3. Copy and paste the above text onto a page on your blog, site, corporate website, social media profile, wherever. Anywhere visible.

4. Change your social media avatar to a picture of a cherry or cherries. This step is vital because as you then post the image will spread again and again, reinforcing the message.

5. Tweet, Facebook, Instagram (etc) your support using the #cherrypledge tag.

Unsure of whether this was a good idea or would it merely fan the flames, I posted it on Facebook. As I happen to know a fair few people in the games industry I figured I would get either a voluble yes or no from various voices I got only a few isolated responses. For the most part my industry friends stayed silent. Indeed the general silence of the games industry on #gamergate troubles me deeply. It’s a vacuum begging to be filled.

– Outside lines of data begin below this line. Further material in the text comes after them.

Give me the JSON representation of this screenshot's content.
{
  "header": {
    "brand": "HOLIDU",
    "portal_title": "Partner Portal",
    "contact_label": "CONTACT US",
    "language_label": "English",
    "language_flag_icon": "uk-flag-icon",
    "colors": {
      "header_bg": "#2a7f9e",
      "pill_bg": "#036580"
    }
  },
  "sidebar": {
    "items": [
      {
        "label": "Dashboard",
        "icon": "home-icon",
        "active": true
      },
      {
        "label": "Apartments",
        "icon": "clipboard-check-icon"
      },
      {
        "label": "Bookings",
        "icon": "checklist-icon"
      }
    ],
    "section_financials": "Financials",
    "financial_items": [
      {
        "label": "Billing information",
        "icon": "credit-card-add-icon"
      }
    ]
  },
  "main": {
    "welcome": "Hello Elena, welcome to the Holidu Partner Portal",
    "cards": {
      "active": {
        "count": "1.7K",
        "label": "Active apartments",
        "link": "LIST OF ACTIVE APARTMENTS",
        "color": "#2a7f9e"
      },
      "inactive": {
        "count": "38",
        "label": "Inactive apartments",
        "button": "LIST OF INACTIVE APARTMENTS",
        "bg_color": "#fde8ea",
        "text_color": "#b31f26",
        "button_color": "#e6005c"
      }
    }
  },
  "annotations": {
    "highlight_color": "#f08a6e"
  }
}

To be fair the IGDA (an industry body that represents many of us) has issued a statement condemning harassment and is working with the FBI. Similarly a couple of notable game makers like Tim Schafer have been involved, and an open letter flew around Medium that attracted thousands of signatures. But that’s basically all so far.

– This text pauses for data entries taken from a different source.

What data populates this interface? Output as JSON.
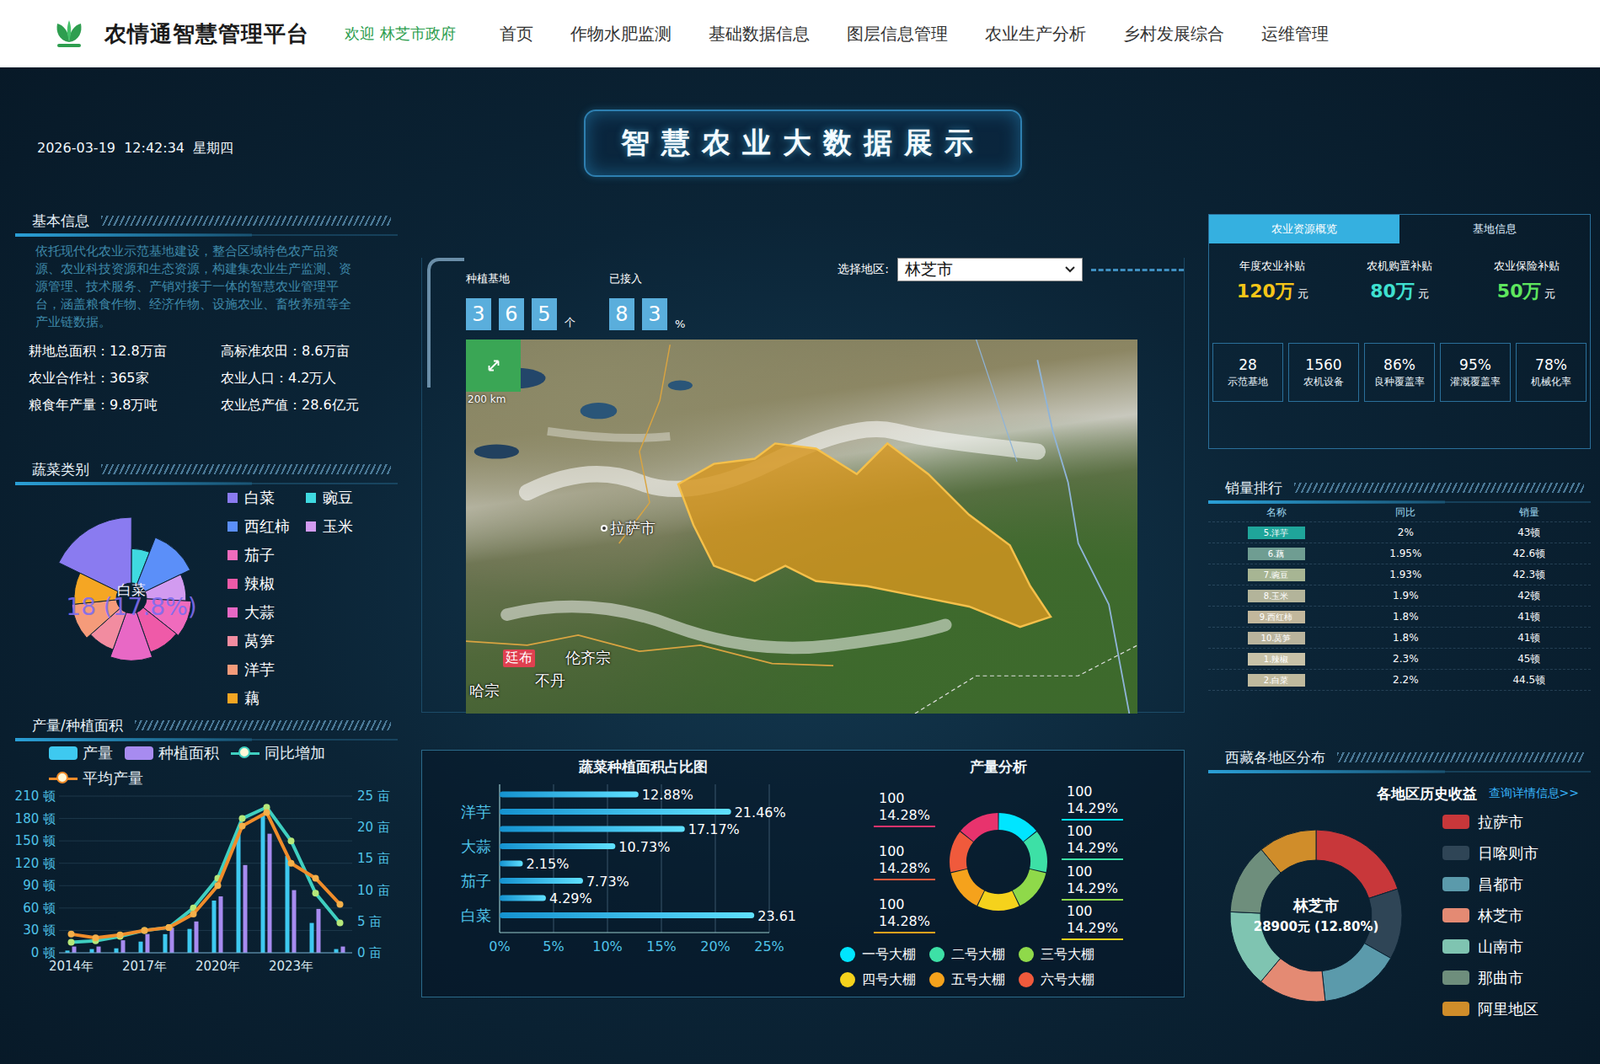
{
  "header": {
    "title": "农情通智慧管理平台",
    "welcome": "欢迎 林芝市政府",
    "nav": [
      {
        "label": "首页",
        "selected": false
      },
      {
        "label": "作物水肥监测",
        "selected": false
      },
      {
        "label": "基础数据信息",
        "selected": false
      },
      {
        "label": "图层信息管理",
        "selected": false
      },
      {
        "label": "农业生产分析",
        "selected": false
      },
      {
        "label": "乡村发展综合",
        "selected": false
      },
      {
        "label": "运维管理",
        "selected": false
      }
    ]
  },
  "datetime": "2026-03-19  12:42:34  星期四",
  "banner_title": "智慧农业大数据展示",
  "basic_info": {
    "title": "基本信息",
    "intro": "依托现代化农业示范基地建设，整合区域特色农产品资源、农业科技资源和生态资源，构建集农业生产监测、资源管理、技术服务、产销对接于一体的智慧农业管理平台，涵盖粮食作物、经济作物、设施农业、畜牧养殖等全产业链数据。",
    "stats": [
      {
        "label": "耕地总面积：",
        "value": "12.8万亩"
      },
      {
        "label": "高标准农田：",
        "value": "8.6万亩"
      },
      {
        "label": "农业合作社：",
        "value": "365家"
      },
      {
        "label": "农业人口：",
        "value": "4.2万人"
      },
      {
        "label": "粮食年产量：",
        "value": "9.8万吨"
      },
      {
        "label": "农业总产值：",
        "value": "28.6亿元"
      }
    ]
  },
  "veg_categories": {
    "title": "蔬菜类别",
    "center_name": "白菜",
    "center_value": "18 (17.8%)",
    "items": [
      {
        "name": "白菜",
        "value": 18,
        "color": "#8a7bf0"
      },
      {
        "name": "豌豆",
        "value": 6,
        "color": "#3fd9e0"
      },
      {
        "name": "西红柿",
        "value": 12,
        "color": "#5b8ff9"
      },
      {
        "name": "玉米",
        "value": 8,
        "color": "#d29bf0"
      },
      {
        "name": "茄子",
        "value": 10,
        "color": "#f06bbd"
      },
      {
        "name": "辣椒",
        "value": 9,
        "color": "#ef5aa8"
      },
      {
        "name": "大蒜",
        "value": 11,
        "color": "#e868c5"
      },
      {
        "name": "莴笋",
        "value": 8,
        "color": "#f28ca0"
      },
      {
        "name": "洋芋",
        "value": 10,
        "color": "#f59b7a"
      },
      {
        "name": "藕",
        "value": 9,
        "color": "#f5a623"
      }
    ]
  },
  "production": {
    "title": "产量/种植面积",
    "legend": [
      {
        "name": "产量",
        "kind": "bar",
        "color": "#3ec9f0"
      },
      {
        "name": "种植面积",
        "kind": "bar",
        "color": "#a78bf0"
      },
      {
        "name": "同比增加",
        "kind": "line",
        "color": "#3fcfc0"
      },
      {
        "name": "平均产量",
        "kind": "line",
        "color": "#f08c2a"
      }
    ],
    "left_ticks": [
      "210 顿",
      "180 顿",
      "150 顿",
      "120 顿",
      "90 顿",
      "60 顿",
      "30 顿",
      "0 顿"
    ],
    "right_ticks": [
      "25 亩",
      "20 亩",
      "15 亩",
      "10 亩",
      "5 亩",
      "0 亩"
    ],
    "x_labels": [
      "2014年",
      "2017年",
      "2020年",
      "2023年"
    ],
    "output": [
      3,
      5,
      6,
      15,
      25,
      32,
      70,
      160,
      185,
      130,
      40,
      5
    ],
    "area": [
      1,
      1,
      2,
      3,
      4,
      5,
      9,
      14,
      19,
      10,
      7,
      1
    ],
    "yoy": [
      14,
      16,
      22,
      30,
      34,
      60,
      100,
      180,
      195,
      150,
      80,
      40
    ],
    "avg": [
      25,
      20,
      24,
      30,
      34,
      52,
      90,
      170,
      188,
      120,
      100,
      65
    ]
  },
  "counters": [
    {
      "label": "种植基地",
      "digits": [
        "3",
        "6",
        "5"
      ],
      "unit": "个"
    },
    {
      "label": "已接入",
      "digits": [
        "8",
        "3"
      ],
      "unit": "%"
    }
  ],
  "region_select": {
    "label": "选择地区:",
    "value": "林芝市"
  },
  "map": {
    "scale": "200 km",
    "places": [
      {
        "name": "拉萨市",
        "kind": "city"
      },
      {
        "name": "廷布",
        "kind": "capital"
      },
      {
        "name": "伦齐宗",
        "kind": "label"
      },
      {
        "name": "不丹",
        "kind": "label"
      },
      {
        "name": "哈宗",
        "kind": "label"
      }
    ]
  },
  "area_share": {
    "title": "蔬菜种植面积占比图",
    "ticks": [
      "0%",
      "5%",
      "10%",
      "15%",
      "20%",
      "25%"
    ],
    "bars": [
      {
        "value": 12.88,
        "text": "12.88%"
      },
      {
        "label": "洋芋",
        "value": 21.46,
        "text": "21.46%"
      },
      {
        "value": 17.17,
        "text": "17.17%"
      },
      {
        "label": "大蒜",
        "value": 10.73,
        "text": "10.73%"
      },
      {
        "value": 2.15,
        "text": "2.15%"
      },
      {
        "label": "茄子",
        "value": 7.73,
        "text": "7.73%"
      },
      {
        "value": 4.29,
        "text": "4.29%"
      },
      {
        "label": "白菜",
        "value": 23.61,
        "text": "23.61"
      }
    ]
  },
  "yield_analysis": {
    "title": "产量分析",
    "segments": [
      {
        "value": 100,
        "text": "100",
        "share": "14.29%",
        "color": "#00e5ff"
      },
      {
        "value": 100,
        "text": "100",
        "share": "14.29%",
        "color": "#3de0a6"
      },
      {
        "value": 100,
        "text": "100",
        "share": "14.29%",
        "color": "#8fd94a"
      },
      {
        "value": 100,
        "text": "100",
        "share": "14.29%",
        "color": "#f5d21c"
      },
      {
        "value": 100,
        "text": "100",
        "share": "14.28%",
        "color": "#f5a21c"
      },
      {
        "value": 100,
        "text": "100",
        "share": "14.28%",
        "color": "#f05a3c"
      },
      {
        "value": 100,
        "text": "100",
        "share": "14.28%",
        "color": "#e8336d"
      }
    ],
    "legend": [
      {
        "name": "一号大棚",
        "color": "#00e5ff"
      },
      {
        "name": "二号大棚",
        "color": "#3de0a6"
      },
      {
        "name": "三号大棚",
        "color": "#8fd94a"
      },
      {
        "name": "四号大棚",
        "color": "#f5d21c"
      },
      {
        "name": "五号大棚",
        "color": "#f5a21c"
      },
      {
        "name": "六号大棚",
        "color": "#f05a3c"
      }
    ]
  },
  "resources": {
    "tabs": [
      {
        "label": "农业资源概览",
        "selected": true
      },
      {
        "label": "基地信息",
        "selected": false
      }
    ],
    "subsidies": [
      {
        "label": "年度农业补贴",
        "value": "120万",
        "unit": "元",
        "color": "#f5c518"
      },
      {
        "label": "农机购置补贴",
        "value": "80万",
        "unit": "元",
        "color": "#3fe0d0"
      },
      {
        "label": "农业保险补贴",
        "value": "50万",
        "unit": "元",
        "color": "#5ee65e"
      }
    ],
    "metrics": [
      {
        "value": "28",
        "label": "示范基地"
      },
      {
        "value": "1560",
        "label": "农机设备"
      },
      {
        "value": "86%",
        "label": "良种覆盖率"
      },
      {
        "value": "95%",
        "label": "灌溉覆盖率"
      },
      {
        "value": "78%",
        "label": "机械化率"
      }
    ]
  },
  "sales": {
    "title": "销量排行",
    "columns": [
      "名称",
      "同比",
      "销量"
    ],
    "rows": [
      {
        "name": "5.洋芋",
        "yoy": "2%",
        "sales": "43顿",
        "color": "#1fa59a"
      },
      {
        "name": "6.藕",
        "yoy": "1.95%",
        "sales": "42.6顿",
        "color": "#6f9d92"
      },
      {
        "name": "7.豌豆",
        "yoy": "1.93%",
        "sales": "42.3顿",
        "color": "#a7b593"
      },
      {
        "name": "8.玉米",
        "yoy": "1.9%",
        "sales": "42顿",
        "color": "#b3b49a"
      },
      {
        "name": "9.西红柿",
        "yoy": "1.8%",
        "sales": "41顿",
        "color": "#c2b79c"
      },
      {
        "name": "10.莴笋",
        "yoy": "1.8%",
        "sales": "41顿",
        "color": "#b9b49d"
      },
      {
        "name": "1.辣椒",
        "yoy": "2.3%",
        "sales": "45顿",
        "color": "#c8c2a8"
      },
      {
        "name": "2.白菜",
        "yoy": "2.2%",
        "sales": "44.5顿",
        "color": "#bfb99d"
      }
    ]
  },
  "regions": {
    "title": "西藏各地区分布",
    "chart_title": "各地区历史收益",
    "link": "查询详情信息>>",
    "center_name": "林芝市",
    "center_value": "28900元 (12.80%)",
    "items": [
      {
        "name": "拉萨市",
        "value": 45000,
        "color": "#c8373a"
      },
      {
        "name": "日喀则市",
        "value": 30000,
        "color": "#2f4556"
      },
      {
        "name": "昌都市",
        "value": 34000,
        "color": "#5b9aab"
      },
      {
        "name": "林芝市",
        "value": 28900,
        "color": "#e48a73"
      },
      {
        "name": "山南市",
        "value": 33000,
        "color": "#7fc4b1"
      },
      {
        "name": "那曲市",
        "value": 30000,
        "color": "#6e8e7c"
      },
      {
        "name": "阿里地区",
        "value": 24800,
        "color": "#d08d2a"
      }
    ]
  }
}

Development studios and publishers seem content not to do anything and let #gamergate play out by itself, but what are they letting happen by doing nothing? #gamergate asks a very big and difficult question of the games industry, not its fans or its journalists. It asks whether the games industry is content to placate ugliness, whether video games as a medium can ever grow beyond their conservative wing – and if so will it be the industry as it exists that brings that change about, or will it be left to outsiders?

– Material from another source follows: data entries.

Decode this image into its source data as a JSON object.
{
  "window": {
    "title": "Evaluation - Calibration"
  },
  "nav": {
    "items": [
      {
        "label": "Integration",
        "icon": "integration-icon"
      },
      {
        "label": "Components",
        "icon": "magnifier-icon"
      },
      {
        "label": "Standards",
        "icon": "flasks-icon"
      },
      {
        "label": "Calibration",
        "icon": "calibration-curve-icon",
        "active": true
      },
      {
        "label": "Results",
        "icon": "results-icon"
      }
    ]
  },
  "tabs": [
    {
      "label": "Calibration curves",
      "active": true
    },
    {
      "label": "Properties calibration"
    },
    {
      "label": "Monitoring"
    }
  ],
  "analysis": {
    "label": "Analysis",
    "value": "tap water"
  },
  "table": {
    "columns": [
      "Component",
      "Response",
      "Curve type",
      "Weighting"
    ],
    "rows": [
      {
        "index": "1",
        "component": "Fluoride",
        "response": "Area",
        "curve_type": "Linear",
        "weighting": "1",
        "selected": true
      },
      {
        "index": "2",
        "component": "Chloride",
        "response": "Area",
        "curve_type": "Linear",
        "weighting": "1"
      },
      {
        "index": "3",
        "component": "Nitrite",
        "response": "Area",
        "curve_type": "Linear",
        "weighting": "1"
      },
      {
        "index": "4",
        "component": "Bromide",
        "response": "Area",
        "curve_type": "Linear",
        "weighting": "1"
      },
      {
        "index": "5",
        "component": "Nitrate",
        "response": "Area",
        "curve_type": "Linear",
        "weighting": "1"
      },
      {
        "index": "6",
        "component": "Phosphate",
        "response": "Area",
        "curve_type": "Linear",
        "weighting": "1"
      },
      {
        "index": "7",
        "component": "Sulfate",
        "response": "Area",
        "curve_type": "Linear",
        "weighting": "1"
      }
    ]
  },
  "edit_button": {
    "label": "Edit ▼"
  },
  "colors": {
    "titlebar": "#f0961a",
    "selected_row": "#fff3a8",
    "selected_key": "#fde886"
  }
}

Personally I don’t think it’s enough to simply stand by.

The Lessons Of #gamergate

There are some highly significant lessons coming out of #gamergate, things that we should all be paying attention to as we attempt to move forward:

  1. We need to acknowledge that there is a disconnect between the gaming media and at least a subset of its readers, but that disconnect isn’t about agenda-pushing so much as relate-ability. If anything it’s one of education, of providing the bridge to bring the rest of the readers along for the ride.
  2. There is a large lack of understanding among gaming fans regarding scale. Many readers seem to think that because Zoe Quinn, Anita Sarkeesian or Anna Anthropy attract some coverage in the specialist press that this constitutes them becoming “powers” with the ability to change the face of the industry. This isn’t even remotely true.
  3. There is similarly a massive disconnect operating among a certain wing regarding the role of the gaming media in general. It is, after all, a specialist free press that markets games to potential customers. It’s an entertainment press whose history is in many ways far more shady than it is today. The games press is able to talk much more openly than it ever could because it’s all about digital (infinite pages) and community (valued readership). Lots of gamers don’t seem to see it that way though. They think they’re being served corporate swill. They think even posts like this are in some way trying to fool them. That particular delusion has to be unpicked.
  4. But the biggest lesson for me has been this: This whole debate is divided by chosen media. The anti-#gamergate sector has largely been communicating in the written form, thinking that articles that gain a few hundreds tweets and a couple of thousand views constitute success. By contrast the pro-#gamergate sector is largely communicating through social media and YouTube, and some of its content is garnering over a million views. The anti- posts are generally debate-heavy and intellectual. The pro? Tabloid, emotional, paranoid and personal. That’s why its message is reaching so much further. If ever anything made the case that video blogging has become more important than text, #gamergate is showing us why in spades.

Conclusion

All in all I find #gamergate to be the most depressing thing to have happened in games for quite some time. We think we’ve come so far, and we have, but it seems there is so much further to go. Nonetheless we have to go there. In the long timeline I don’t think that what it is to be a gamer will die, but I do think it will evolve. My sincerest hope is that we do so soon.